The scale of these commitments has not gone unnoticed by credit analysts. The financial structure — heavily reliant on external sovereign wealth fund capital rather than SoftBank's own balance sheet alone — has drawn scrutiny from ratings agencies including S&P Global, though supporters of Son's approach argue the model is a deliberate strategic choice rather than a sign of financial strain.

Why France, and Why Now
France's emergence as a focal point for global AI infrastructure investment reflects both Macron's active courtship of technology capital and the country's structural energy advantages.
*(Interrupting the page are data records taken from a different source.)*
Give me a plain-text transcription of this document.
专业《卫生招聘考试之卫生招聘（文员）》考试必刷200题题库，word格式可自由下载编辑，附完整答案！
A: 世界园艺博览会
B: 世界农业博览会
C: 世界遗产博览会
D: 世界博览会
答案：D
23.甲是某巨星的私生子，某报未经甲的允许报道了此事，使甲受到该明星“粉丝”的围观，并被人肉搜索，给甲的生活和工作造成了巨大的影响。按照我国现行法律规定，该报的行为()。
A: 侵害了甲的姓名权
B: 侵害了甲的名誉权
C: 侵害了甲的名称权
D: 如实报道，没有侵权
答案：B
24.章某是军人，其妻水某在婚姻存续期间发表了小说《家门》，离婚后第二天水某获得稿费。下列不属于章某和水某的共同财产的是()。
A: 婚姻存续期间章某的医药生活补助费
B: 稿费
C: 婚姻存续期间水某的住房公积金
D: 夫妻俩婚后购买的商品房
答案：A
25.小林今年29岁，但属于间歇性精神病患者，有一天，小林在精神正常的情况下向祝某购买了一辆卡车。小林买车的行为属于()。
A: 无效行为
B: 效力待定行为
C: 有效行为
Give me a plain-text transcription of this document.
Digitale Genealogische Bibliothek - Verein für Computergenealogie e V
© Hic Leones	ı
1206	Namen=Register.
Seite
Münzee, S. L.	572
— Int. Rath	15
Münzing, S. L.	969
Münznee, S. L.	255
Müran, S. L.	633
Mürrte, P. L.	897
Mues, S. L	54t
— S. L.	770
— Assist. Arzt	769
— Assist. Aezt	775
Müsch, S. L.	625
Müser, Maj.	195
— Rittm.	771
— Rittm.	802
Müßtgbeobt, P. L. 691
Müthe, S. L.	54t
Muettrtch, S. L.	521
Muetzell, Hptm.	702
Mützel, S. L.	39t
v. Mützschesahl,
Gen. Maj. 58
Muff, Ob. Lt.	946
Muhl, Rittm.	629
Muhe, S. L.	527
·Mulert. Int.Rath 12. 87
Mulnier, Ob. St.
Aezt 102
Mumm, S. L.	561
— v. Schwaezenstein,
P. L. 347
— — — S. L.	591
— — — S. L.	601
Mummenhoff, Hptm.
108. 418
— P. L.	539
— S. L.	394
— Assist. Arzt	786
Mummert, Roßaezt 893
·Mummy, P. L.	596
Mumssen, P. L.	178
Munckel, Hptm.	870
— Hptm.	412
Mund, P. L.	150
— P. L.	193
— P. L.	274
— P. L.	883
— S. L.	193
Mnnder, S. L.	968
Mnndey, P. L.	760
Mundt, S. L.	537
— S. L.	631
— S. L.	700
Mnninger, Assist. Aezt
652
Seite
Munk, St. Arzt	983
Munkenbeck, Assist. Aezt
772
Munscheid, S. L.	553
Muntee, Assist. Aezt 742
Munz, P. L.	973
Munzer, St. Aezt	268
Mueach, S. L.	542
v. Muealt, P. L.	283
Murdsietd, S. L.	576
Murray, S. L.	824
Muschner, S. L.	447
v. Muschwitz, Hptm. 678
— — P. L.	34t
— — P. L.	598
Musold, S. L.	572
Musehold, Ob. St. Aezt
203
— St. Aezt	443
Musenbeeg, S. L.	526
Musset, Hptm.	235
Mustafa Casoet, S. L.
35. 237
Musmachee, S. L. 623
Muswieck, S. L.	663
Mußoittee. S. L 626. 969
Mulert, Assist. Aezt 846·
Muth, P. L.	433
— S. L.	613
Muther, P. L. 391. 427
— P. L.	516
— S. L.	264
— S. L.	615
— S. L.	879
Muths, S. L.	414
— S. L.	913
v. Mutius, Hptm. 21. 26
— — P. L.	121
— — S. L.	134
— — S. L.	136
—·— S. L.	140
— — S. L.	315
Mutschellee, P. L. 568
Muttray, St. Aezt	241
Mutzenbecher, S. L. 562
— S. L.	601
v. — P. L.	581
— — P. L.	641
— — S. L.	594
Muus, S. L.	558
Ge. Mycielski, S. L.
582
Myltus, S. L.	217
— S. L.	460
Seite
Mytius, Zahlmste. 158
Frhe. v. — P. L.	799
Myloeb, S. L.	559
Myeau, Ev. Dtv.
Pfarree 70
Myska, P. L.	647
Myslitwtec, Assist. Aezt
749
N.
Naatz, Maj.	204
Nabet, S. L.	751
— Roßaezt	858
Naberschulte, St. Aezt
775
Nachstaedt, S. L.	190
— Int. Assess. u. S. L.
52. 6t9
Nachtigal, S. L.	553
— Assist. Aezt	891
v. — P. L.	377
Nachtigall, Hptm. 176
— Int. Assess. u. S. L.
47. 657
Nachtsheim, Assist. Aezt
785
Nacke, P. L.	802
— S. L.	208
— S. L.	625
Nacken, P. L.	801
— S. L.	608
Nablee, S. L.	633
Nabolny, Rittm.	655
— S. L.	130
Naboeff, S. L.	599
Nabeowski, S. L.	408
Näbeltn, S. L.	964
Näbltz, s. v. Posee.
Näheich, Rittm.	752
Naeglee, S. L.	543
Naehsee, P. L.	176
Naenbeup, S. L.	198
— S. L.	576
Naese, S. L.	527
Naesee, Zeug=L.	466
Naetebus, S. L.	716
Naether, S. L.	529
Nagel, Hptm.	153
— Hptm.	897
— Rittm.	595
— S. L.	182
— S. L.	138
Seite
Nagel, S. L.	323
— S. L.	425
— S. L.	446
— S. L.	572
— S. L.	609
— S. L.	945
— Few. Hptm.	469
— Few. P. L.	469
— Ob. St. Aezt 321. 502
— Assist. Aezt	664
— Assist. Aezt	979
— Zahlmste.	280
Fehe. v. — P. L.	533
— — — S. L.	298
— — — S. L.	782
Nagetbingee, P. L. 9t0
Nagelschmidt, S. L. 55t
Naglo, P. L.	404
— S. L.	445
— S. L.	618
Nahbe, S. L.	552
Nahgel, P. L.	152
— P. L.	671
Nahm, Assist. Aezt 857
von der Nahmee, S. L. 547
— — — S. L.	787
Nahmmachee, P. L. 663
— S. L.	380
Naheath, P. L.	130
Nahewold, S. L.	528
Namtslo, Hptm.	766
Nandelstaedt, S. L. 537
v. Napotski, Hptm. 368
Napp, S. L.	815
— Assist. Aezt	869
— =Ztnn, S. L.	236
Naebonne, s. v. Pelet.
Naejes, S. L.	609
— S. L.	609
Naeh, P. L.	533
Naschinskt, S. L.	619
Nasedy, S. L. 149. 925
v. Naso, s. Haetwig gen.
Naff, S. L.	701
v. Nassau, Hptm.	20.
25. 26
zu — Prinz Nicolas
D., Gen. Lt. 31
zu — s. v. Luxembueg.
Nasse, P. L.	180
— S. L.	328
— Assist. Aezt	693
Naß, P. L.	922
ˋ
Nuclear power provides France with electricity that is both relatively stable in price and low in carbon emissions — two attributes that matter enormously for the economics and sustainability credentials of large-scale data centers.
The broader industry context underscores just how competitive the race for AI infrastructure has become. Amazon, Alphabet, Microsoft, and Meta now plan to spend as much as $725 billion on AI infrastructure in 2026, according to data cited by TradingView and Yahoo Finance — nearly double the prior year's level. Against that backdrop, a $100 billion commitment to a single country, even if the final figure proves lower, would represent a significant concentration of AI compute capacity in Europe.
SoftBank's interest in France also fits a pattern of Son positioning his conglomerate not merely as an investor in AI companies, but as a builder of the physical infrastructure — chips, data centers, and power — that AI systems run on. The Graphcore acquisition, Ampere Computing, the Arm stake, and now the potential France project are all consistent with that vertically integrated vision.
What SoftBank Has Said
Direct public commentary from SoftBank on the France project has been limited. The one on-record statement from Son available in reporting relates to the Graphcore acquisition rather than the France discussions specifically. Describing Graphcore, Son called it "a company with deep expertise in chip design, which further builds on Arm's leadership in semiconductor IP," according to CNBC — a characterization that reflects his broader thesis about building a unified AI hardware stack.
No direct public statement from SoftBank or President Macron providing detailed terms for the France project had been cited in reporting at the time of original publication, according to Let's Data Science.

What Comes Next
The Choose France Summit was the anticipated venue for any public announcement, though as of reporting the deal remained unconfirmed and subject to change depending on how Son prioritizes competing projects. Two sources told Bloomberg that Son may not get close to the $100 billion figure if other initiatives take precedence — a caveat that warrants caution about treating the upper-end figure as a firm commitment.
What is clearer is the direction of travel. SoftBank has been systematically assembling the components — capital, chip assets, infrastructure partnerships, and sovereign fund relationships — needed to operate as a major force in global AI hardware and compute. Whether the France project materializes at $100 billion, a fraction of that, or not at all in its current form, the underlying strategy is unlikely to change course.
For France, the stakes are also significant. Macron has invested considerable political capital in positioning his country as Europe's premier destination for AI investment. Landing a flagship SoftBank project would be a further validation of that pitch — and a signal to other global technology investors about where European AI infrastructure is being built.